Minat terhadap aset lindung nilai diperkirakan terus berlanjut. Kondisi ekonomi global yang dinamis turut memperkuat posisi emas sebagai pilihan investasi. Situasi ini membuka peluang pertumbuhan pembiayaan emas secara berkelanjutan.
Pranata menyatakan bahwa pembiayaan emas berpotensi menjadi peluang bisnis yang konsisten. Permintaan yang stabil memberikan ruang ekspansi bagi perbankan syariah.

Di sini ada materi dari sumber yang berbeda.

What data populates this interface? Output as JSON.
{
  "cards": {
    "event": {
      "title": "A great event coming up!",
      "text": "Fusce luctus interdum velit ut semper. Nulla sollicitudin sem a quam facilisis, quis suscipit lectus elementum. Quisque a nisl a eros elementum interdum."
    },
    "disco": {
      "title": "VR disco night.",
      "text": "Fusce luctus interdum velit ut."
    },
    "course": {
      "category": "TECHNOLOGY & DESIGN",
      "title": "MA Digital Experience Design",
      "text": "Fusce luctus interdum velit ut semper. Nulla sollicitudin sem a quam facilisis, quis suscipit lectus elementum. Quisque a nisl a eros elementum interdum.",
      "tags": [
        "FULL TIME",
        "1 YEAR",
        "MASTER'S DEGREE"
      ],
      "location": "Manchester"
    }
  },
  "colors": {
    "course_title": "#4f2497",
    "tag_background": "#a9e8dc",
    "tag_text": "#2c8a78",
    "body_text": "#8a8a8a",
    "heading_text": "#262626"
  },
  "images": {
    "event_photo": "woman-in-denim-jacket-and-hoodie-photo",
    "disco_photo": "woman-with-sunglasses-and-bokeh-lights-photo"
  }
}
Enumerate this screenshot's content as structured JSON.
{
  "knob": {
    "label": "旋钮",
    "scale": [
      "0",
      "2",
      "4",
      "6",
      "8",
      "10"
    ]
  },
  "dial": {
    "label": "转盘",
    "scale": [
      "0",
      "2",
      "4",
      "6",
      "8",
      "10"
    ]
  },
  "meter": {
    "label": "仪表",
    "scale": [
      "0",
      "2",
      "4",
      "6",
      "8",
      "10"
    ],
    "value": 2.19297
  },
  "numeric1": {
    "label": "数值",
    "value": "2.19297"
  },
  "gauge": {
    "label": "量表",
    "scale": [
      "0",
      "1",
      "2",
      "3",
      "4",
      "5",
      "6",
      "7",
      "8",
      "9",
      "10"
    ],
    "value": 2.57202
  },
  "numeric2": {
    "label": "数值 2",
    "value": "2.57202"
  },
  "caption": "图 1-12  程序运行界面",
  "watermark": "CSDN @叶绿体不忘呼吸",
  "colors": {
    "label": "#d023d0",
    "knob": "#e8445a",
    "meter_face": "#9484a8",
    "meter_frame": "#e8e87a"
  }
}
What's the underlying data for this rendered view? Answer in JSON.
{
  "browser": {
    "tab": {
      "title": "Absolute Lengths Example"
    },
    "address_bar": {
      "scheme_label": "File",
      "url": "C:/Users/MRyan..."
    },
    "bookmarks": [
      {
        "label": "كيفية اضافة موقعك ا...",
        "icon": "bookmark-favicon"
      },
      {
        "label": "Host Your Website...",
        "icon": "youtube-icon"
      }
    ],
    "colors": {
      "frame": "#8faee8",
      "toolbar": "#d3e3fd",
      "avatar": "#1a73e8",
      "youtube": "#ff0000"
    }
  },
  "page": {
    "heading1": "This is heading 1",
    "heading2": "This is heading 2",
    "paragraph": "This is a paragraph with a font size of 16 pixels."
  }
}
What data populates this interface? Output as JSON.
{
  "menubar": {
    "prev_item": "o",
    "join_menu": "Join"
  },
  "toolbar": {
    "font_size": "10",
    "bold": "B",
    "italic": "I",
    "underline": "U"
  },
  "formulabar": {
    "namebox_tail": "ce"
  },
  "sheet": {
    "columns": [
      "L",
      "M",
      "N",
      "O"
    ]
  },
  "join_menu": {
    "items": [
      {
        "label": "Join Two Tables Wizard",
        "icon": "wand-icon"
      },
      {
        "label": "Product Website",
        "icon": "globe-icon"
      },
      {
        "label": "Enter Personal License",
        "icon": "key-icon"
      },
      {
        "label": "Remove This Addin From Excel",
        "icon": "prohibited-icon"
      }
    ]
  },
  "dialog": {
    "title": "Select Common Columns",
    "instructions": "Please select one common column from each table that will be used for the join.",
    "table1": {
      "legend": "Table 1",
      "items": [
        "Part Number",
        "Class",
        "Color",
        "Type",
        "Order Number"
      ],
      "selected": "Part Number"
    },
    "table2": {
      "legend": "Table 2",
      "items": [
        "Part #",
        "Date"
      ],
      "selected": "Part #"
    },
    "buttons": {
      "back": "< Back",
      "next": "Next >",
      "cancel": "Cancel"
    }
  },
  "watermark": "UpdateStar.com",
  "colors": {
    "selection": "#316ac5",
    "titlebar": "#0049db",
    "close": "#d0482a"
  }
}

BCA Syariah melihat momentum ini sebagai bagian dari strategi jangka menengah.
Inovasi Layanan Perkuat Pertumbuhan Bisnis
Untuk menjaga momentum pertumbuhan, BCA Syariah terus melakukan inovasi layanan. Salah satunya melalui kemudahan pengajuan pembiayaan emas secara digital. Layanan ini dapat diakses melalui mobile banking BSya by BCA Syariah.
Digitalisasi memungkinkan nasabah mengajukan pembiayaan dengan lebih cepat dan praktis. Proses yang efisien meningkatkan kenyamanan serta aksesibilitas layanan. Langkah ini sejalan dengan kebutuhan nasabah yang semakin mengandalkan teknologi.
Selain itu, BCA Syariah aktif memperluas literasi dan inklusi keuangan syariah. Partisipasi dalam pameran dan kegiatan edukasi terus dilakukan secara berkelanjutan. Upaya ini diharapkan memperluas basis nasabah dan memperkuat pembiayaan emas sebagai pilar bisnis ritel.